Bahnhof Mecklenbeck
„Wir liegen gut im Plan“

Münster-Mecklenbeck -

Läuft alles wie vorgesehen, dann wird der neue Mecklenbecker Schienenhaltepunkt wahrscheinlich schon Ende 2018 in Betrieb gehen. Heike Balkenhoff von der „DB Netz AG“ gibt Einblick in die bereits laufenden Arbeiten.

Donnerstag, 21.09.2017, 20:00 Uhr

Fachfrau Heike Balkenhoff von der „DB Netz AG“ zeigt, wo sich demnächst der Bahnsteig des Bahnhaltepunkts Mecklenbeck befinden wird.
Fachfrau Heike Balkenhoff von der „DB Netz AG“ zeigt, wo sich demnächst der Bahnsteig des Bahnhaltepunkts Mecklenbeck befinden wird.

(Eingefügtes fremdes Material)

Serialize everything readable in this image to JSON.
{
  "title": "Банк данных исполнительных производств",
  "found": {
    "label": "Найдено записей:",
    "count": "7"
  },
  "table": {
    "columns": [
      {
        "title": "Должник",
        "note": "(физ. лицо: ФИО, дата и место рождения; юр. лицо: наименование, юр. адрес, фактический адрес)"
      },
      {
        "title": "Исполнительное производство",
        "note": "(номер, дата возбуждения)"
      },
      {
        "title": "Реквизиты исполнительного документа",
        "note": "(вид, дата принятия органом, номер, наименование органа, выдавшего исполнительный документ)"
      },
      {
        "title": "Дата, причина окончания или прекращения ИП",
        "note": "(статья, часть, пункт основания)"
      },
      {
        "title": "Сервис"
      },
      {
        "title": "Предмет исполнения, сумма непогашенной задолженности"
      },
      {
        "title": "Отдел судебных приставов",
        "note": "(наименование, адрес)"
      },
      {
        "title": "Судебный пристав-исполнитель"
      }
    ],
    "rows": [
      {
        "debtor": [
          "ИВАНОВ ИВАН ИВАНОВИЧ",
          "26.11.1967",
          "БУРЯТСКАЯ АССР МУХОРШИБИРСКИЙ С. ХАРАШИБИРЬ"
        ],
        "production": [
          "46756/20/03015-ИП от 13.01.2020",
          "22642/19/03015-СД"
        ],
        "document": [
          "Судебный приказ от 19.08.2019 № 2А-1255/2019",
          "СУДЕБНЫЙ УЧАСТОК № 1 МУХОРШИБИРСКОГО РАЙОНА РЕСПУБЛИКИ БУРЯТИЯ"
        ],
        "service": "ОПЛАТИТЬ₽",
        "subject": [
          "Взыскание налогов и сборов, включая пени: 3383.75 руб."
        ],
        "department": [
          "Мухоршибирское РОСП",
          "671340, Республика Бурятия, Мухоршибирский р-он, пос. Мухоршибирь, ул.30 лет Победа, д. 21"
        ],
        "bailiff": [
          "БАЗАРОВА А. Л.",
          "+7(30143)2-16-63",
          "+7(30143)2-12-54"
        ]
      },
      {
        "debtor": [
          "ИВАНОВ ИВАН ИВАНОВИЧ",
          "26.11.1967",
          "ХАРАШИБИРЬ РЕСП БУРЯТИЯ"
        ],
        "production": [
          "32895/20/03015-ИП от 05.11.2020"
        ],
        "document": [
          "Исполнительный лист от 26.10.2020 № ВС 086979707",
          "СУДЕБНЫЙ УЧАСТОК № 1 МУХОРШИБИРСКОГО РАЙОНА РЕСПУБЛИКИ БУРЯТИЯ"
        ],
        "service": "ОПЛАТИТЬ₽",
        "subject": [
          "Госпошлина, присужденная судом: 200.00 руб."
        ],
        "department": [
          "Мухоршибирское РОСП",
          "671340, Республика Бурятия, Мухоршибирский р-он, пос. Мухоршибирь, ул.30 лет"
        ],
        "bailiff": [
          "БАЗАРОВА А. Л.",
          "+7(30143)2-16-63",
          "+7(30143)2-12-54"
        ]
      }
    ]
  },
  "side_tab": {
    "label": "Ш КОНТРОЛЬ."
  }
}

Foto: sn

Heike Balkenhoff von der Bahntochter „DB Netz AG “ hat wasserdichte Schuhe mitgebracht. Denn es geht in die Matsche. Vom Parkplatz des Mecklenbecker Stadtbereichszentrums an der Weseler Straße aus marschiert sie durch hohes Unkraut und schließlich direkt neben die Gleise. Sonst darf dort keiner hin. Aber Balkenhoff möchte zeigen, wie weit die Arbeiten zum neuen Bahnhaltepunkt Mecklenbeck bereits vorangeschritten sind.

„Man sieht nur kleine Dinge, die aber ganz wichtig sind“, sagt sie. Die fünf Gleise fallen jedoch sofort ins Auge. „Vier davon haben den selben Abstand“, erklärt die Fachfrau von der Deutschen Bahn . Zwischen dem vierten und fünften Gleis aber ist jede Menge Platz. Was das zu bedeuten hat? „Da kommt der Bahnsteig hin“, sagt Heike Balkenhoff. Und das dauere gar nicht mehr so lange: Mit dem nächsten Fahrplanwechsel im Herbst 2018 soll es soweit sein. „Wir liegen gut im Plan.“

Bis dahin gibt es noch viele Dinge zu erledigen, an die Otto Normalfahrer nicht sofort denkt. Einiges ist aber auch schon fertig. Zum Beispiel die Betonfundamente für die Signalanlagen oder die Kabelkanäle. Die notwendige Gleisverschwenkung kurz hinter dem Stadtbereichszentrum sieht man auch schon.

Das neue elektronische Stellwerk muss hingegen noch gebaut werden. Das soll im Verlauf des Jahres 2018 erledigt sein. Zehn Millionen Euro sind die dafür veranschlagten Kosten. Das alte Stellwerk an der Heroldstraße soll nach der Fertigstellung des neuen Werks dann außer Betrieb genommen werden.

Apropos Heroldstraße: Dort wird die Baustelle Ende dieses Jahres eingerichtet. Dann wird der östliche Getterbach verlegt, und bis zum Jahr 2020 soll die geplante Unterführung fertiggestellt sein. Grundsätzlich geschieht das unabhängig von den Gleisarbeiten am Stadtbereichszentrum. Dennoch verständigt man sich, der Überblick auf das große Ganze ist wichtig.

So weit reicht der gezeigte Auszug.